Great work! Any plan to train a smaller version, e.g. around 3B?
Hello,
It's a really great work which contributes a lot to the community!
Do you have any plan to train a smaller version of large world model (e.g., 1~3B), which may be based on smaller models like Phi-2? It should be much easier and use less computing resources.
If other researchers have such plan, please reply and we may work together!
Thanks for your interest. We don't have plans to train a smaller model at the moment
@StarCycle This is an amazing project but, I'm just going to try to load it 8bit (i don't even know if it will work).
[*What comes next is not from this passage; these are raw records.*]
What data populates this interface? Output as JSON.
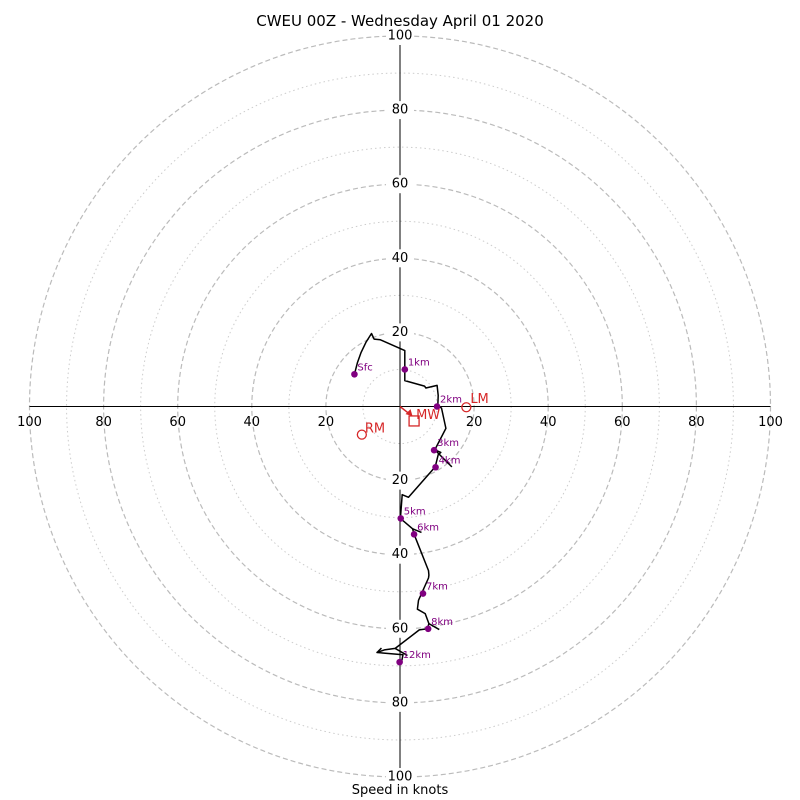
{
  "chart_data": {
    "type": "hodograph",
    "title": "CWEU 00Z - Wednesday April 01 2020",
    "xlabel": "Speed in knots",
    "range": [
      -100,
      100
    ],
    "rings_major": [
      20,
      40,
      60,
      80,
      100
    ],
    "rings_minor": [
      10,
      30,
      50,
      70,
      90
    ],
    "tick_labels": [
      "20",
      "40",
      "60",
      "80",
      "100"
    ],
    "colors": {
      "trace": "#000000",
      "height_markers": "#800080",
      "motion": "#d62728",
      "ring": "#bbbbbb",
      "ring_minor": "#cccccc"
    },
    "trace": [
      [
        -12.3,
        8.7
      ],
      [
        -11.5,
        11.8
      ],
      [
        -10.5,
        14.6
      ],
      [
        -9.2,
        17.3
      ],
      [
        -7.7,
        19.7
      ],
      [
        -7.0,
        18.2
      ],
      [
        -5.3,
        18.0
      ],
      [
        1.3,
        15.1
      ],
      [
        1.3,
        9.9
      ],
      [
        1.3,
        7.0
      ],
      [
        6.6,
        5.5
      ],
      [
        7.0,
        5.0
      ],
      [
        10.0,
        5.7
      ],
      [
        10.3,
        3.0
      ],
      [
        10.2,
        0.1
      ],
      [
        11.2,
        -0.4
      ],
      [
        12.4,
        -5.9
      ],
      [
        9.4,
        -11.7
      ],
      [
        11.0,
        -12.4
      ],
      [
        10.3,
        -13.0
      ],
      [
        9.5,
        -16.3
      ],
      [
        2.3,
        -24.5
      ],
      [
        0.6,
        -23.8
      ],
      [
        0.1,
        -30.2
      ],
      [
        3.4,
        -33.0
      ],
      [
        3.8,
        -34.5
      ],
      [
        7.7,
        -44.3
      ],
      [
        7.8,
        -45.5
      ],
      [
        7.7,
        -46.3
      ],
      [
        5.0,
        -52.3
      ],
      [
        4.7,
        -54.7
      ],
      [
        6.8,
        -55.9
      ],
      [
        7.8,
        -58.6
      ],
      [
        7.4,
        -60.0
      ],
      [
        5.2,
        -60.3
      ],
      [
        -1.3,
        -65.3
      ],
      [
        -4.2,
        -65.7
      ],
      [
        -6.2,
        -66.4
      ],
      [
        0.8,
        -67.0
      ],
      [
        0.4,
        -69.0
      ]
    ],
    "barbs": [
      [
        [
          9.4,
          -11.7
        ],
        [
          14.0,
          -16.3
        ]
      ],
      [
        [
          3.4,
          -33.0
        ],
        [
          5.8,
          -34.0
        ]
      ],
      [
        [
          7.8,
          -58.6
        ],
        [
          10.6,
          -60.2
        ]
      ],
      [
        [
          -1.3,
          -65.3
        ],
        [
          2.0,
          -67.2
        ]
      ],
      [
        [
          -6.2,
          -66.4
        ],
        [
          -5.0,
          -65.2
        ]
      ]
    ],
    "height_markers": [
      {
        "label": "Sfc",
        "u": -12.3,
        "v": 8.7
      },
      {
        "label": "1km",
        "u": 1.3,
        "v": 10.0
      },
      {
        "label": "2km",
        "u": 10.0,
        "v": 0.0
      },
      {
        "label": "3km",
        "u": 9.2,
        "v": -11.8
      },
      {
        "label": "4km",
        "u": 9.6,
        "v": -16.4
      },
      {
        "label": "5km",
        "u": 0.2,
        "v": -30.2
      },
      {
        "label": "6km",
        "u": 3.8,
        "v": -34.5
      },
      {
        "label": "7km",
        "u": 6.2,
        "v": -50.5
      },
      {
        "label": "8km",
        "u": 7.6,
        "v": -60.0
      },
      {
        "label": "12km",
        "u": -0.1,
        "v": -69.0
      }
    ],
    "storm_motion": {
      "RM": {
        "label": "RM",
        "u": -10.3,
        "v": -7.6
      },
      "LM": {
        "label": "LM",
        "u": 17.9,
        "v": -0.2
      },
      "MW": {
        "label": "MW",
        "u": 3.8,
        "v": -3.9
      },
      "mean_wind_vector": {
        "u": 2.3,
        "v": -1.8
      }
    }
  }
}
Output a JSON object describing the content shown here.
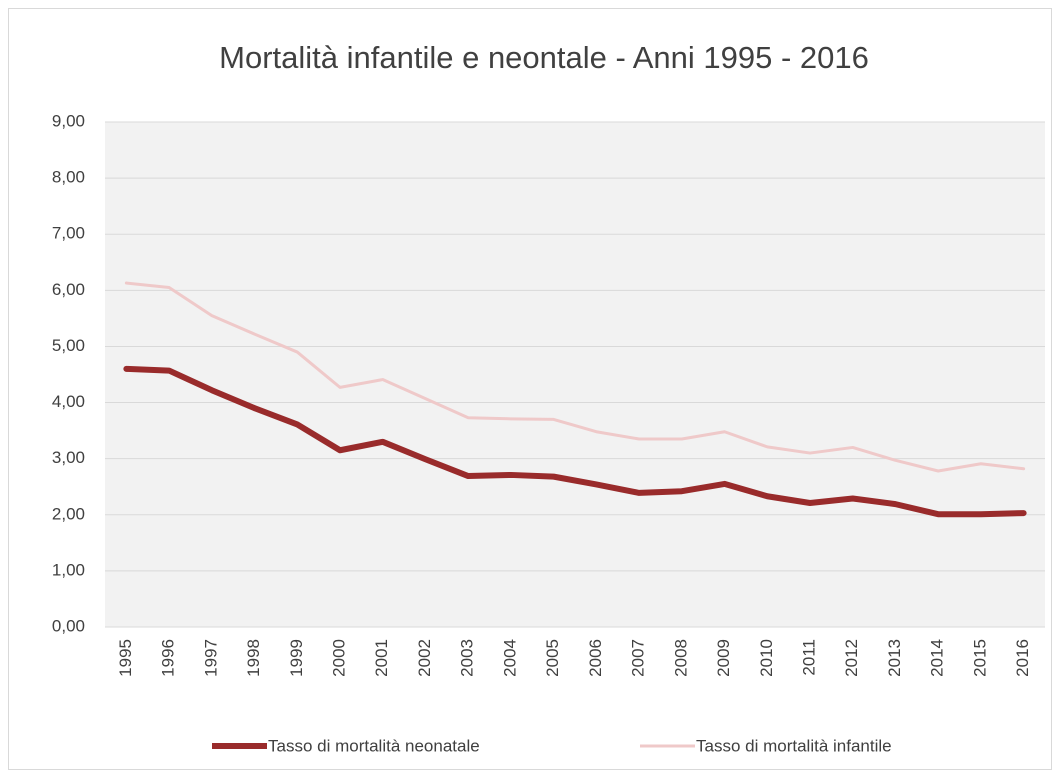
{
  "chart_data": {
    "type": "line",
    "title": "Mortalità infantile e neontale - Anni 1995 - 2016",
    "categories": [
      "1995",
      "1996",
      "1997",
      "1998",
      "1999",
      "2000",
      "2001",
      "2002",
      "2003",
      "2004",
      "2005",
      "2006",
      "2007",
      "2008",
      "2009",
      "2010",
      "2011",
      "2012",
      "2013",
      "2014",
      "2015",
      "2016"
    ],
    "series": [
      {
        "name": "Tasso di mortalità neonatale",
        "color": "#992b2b",
        "width": 6,
        "values": [
          4.6,
          4.57,
          4.22,
          3.9,
          3.61,
          3.15,
          3.3,
          2.99,
          2.69,
          2.71,
          2.68,
          2.54,
          2.39,
          2.42,
          2.55,
          2.33,
          2.21,
          2.29,
          2.19,
          2.01,
          2.01,
          2.03
        ]
      },
      {
        "name": "Tasso di mortalità infantile",
        "color": "#efc9c9",
        "width": 3,
        "values": [
          6.13,
          6.05,
          5.55,
          5.22,
          4.9,
          4.27,
          4.41,
          4.07,
          3.73,
          3.71,
          3.7,
          3.48,
          3.35,
          3.35,
          3.48,
          3.21,
          3.1,
          3.2,
          2.97,
          2.78,
          2.91,
          2.82
        ]
      }
    ],
    "ylim": [
      0,
      9
    ],
    "yticks": [
      {
        "value": 0,
        "label": "0,00"
      },
      {
        "value": 1,
        "label": "1,00"
      },
      {
        "value": 2,
        "label": "2,00"
      },
      {
        "value": 3,
        "label": "3,00"
      },
      {
        "value": 4,
        "label": "4,00"
      },
      {
        "value": 5,
        "label": "5,00"
      },
      {
        "value": 6,
        "label": "6,00"
      },
      {
        "value": 7,
        "label": "7,00"
      },
      {
        "value": 8,
        "label": "8,00"
      },
      {
        "value": 9,
        "label": "9,00"
      }
    ],
    "grid": true,
    "legend": "bottom"
  }
}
I have a 4070ti, never loads f16 let alone 32 for 7B models. If there was a way for the community to pinch in and help you guys to do the training on tinyllama or phi3 it would be awesome. I have no idea how much it would cost, I don't think it's cheap or affordable. If it's any of the two I'm jumping in.
@StarCycle This is an amazing project but, I'm just going to try to load it 8bit (i don't even know if it will work). I have a 4070ti, never loads f16 let alone 32 for 7B models. If there was a way for the community to pinch in and help you guys to do the training on tinyllama or phi3 it would be awesome. I have no idea how much it would cost, I don't think it's cheap or affordable. If it's any of the two I'm jumping in.
Hi @befman123, I tried to generate video with LWM. It needs a quite large GPU memory to achieve that (I had to use A100 80G or H100). After 3 minutes, I got a video with 2 second and the quality is bad. Btw, I am not familiar with Jax though I hear that Jax is quite efficient even on Nvidia GPU.
I think maybe we can wait for Meta to make their Chameleon open source, which is similar to LWM (text and image generation with LLM + VQGAN encoder/decoder, without video generation). Bytedance also made their VAR open-source. The smallest version of VAR only has 310M parameters. The best news: they are written in pytorch.
Perhaps you can first start with finetuning these pytorch model? If you like, we can set up a discord server first and check how many people are also interested in it!